The damage done to Charles Bridge at at the end of the 19th century - when the medieval body of the bridge was seriously damaged in one of the worst floods of all time on the Vltava - was described by a contemporary newspaper as the worst catastrophe to ever visit Prague, after the 1881 burning down of the National Theatre. At four o'clock on the morning of September 3, 1890, cannons were fired from Vysehrad, warning citizens of Prague of the coming floods; the river was already two metres higher than its usual level, and rising.
In the end three arches of Charles Bridge were swept away - the greatest damage being done by logs and loose rafts and wooden swimming piers. Along with the fifth pillar on the Old town Side of the bridge, valuable statues of St Ignatius Loyola and St Francis Xavier also disappeared into the Vltava.

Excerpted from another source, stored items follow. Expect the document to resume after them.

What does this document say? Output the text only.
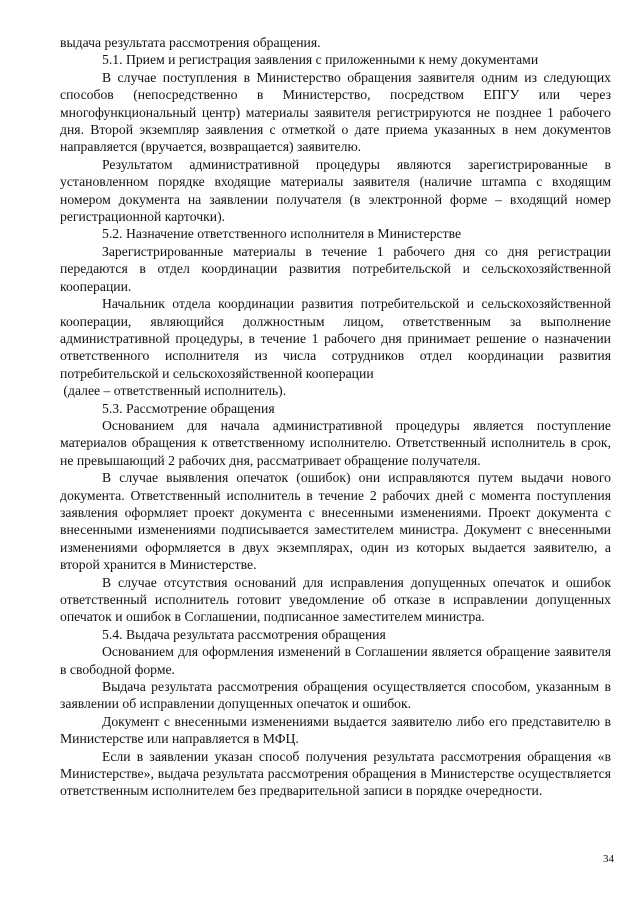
выдача результата рассмотрения обращения.

5.1. Прием и регистрация заявления с приложенными к нему документами

В случае поступления в Министерство обращения заявителя одним из следующих способов (непосредственно в Министерство, посредством ЕПГУ или через многофункциональный центр) материалы заявителя регистрируются не позднее 1 рабочего дня. Второй экземпляр заявления с отметкой о дате приема указанных в нем документов направляется (вручается, возвращается) заявителю.

Результатом административной процедуры являются зарегистрированные в установленном порядке входящие материалы заявителя (наличие штампа с входящим номером документа на заявлении получателя (в электронной форме – входящий номер регистрационной карточки).

5.2. Назначение ответственного исполнителя в Министерстве

Зарегистрированные материалы в течение 1 рабочего дня со дня регистрации передаются в отдел координации развития потребительской и сельскохозяйственной кооперации.

Начальник отдела координации развития потребительской и сельскохозяйственной кооперации, являющийся должностным лицом, ответственным за выполнение административной процедуры, в течение 1 рабочего дня принимает решение о назначении ответственного исполнителя из числа сотрудников отдел координации развития потребительской и сельскохозяйственной кооперации

(далее – ответственный исполнитель).

5.3. Рассмотрение обращения

Основанием для начала административной процедуры является поступление материалов обращения к ответственному исполнителю. Ответственный исполнитель в срок, не превышающий 2 рабочих дня, рассматривает обращение получателя.

В случае выявления опечаток (ошибок) они исправляются путем выдачи нового документа. Ответственный исполнитель в течение 2 рабочих дней с момента поступления заявления оформляет проект документа с внесенными изменениями. Проект документа с внесенными изменениями подписывается заместителем министра. Документ с внесенными изменениями оформляется в двух экземплярах, один из которых выдается заявителю, а второй хранится в Министерстве.

В случае отсутствия оснований для исправления допущенных опечаток и ошибок ответственный исполнитель готовит уведомление об отказе в исправлении допущенных опечаток и ошибок в Соглашении, подписанное заместителем министра.

5.4. Выдача результата рассмотрения обращения

Основанием для оформления изменений в Соглашении является обращение заявителя в свободной форме.

Выдача результата рассмотрения обращения осуществляется способом, указанным в заявлении об исправлении допущенных опечаток и ошибок.

Документ с внесенными изменениями выдается заявителю либо его представителю в Министерстве или направляется в МФЦ.

Если в заявлении указан способ получения результата рассмотрения обращения «в Министерстве», выдача результата рассмотрения обращения в Министерстве осуществляется ответственным исполнителем без предварительной записи в порядке очередности.

34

Almost three weeks later, when the water had subsided, it was possible to examine the bridge. Rebuilding work was extremely difficult. The damaged pillars had to be completely rebuilt; the ruins were so solid that they could only be shifted by dynamite and removed from the water using steam powered machinery. It was another fourteen years before repair work on Charles Bridge was finished completely.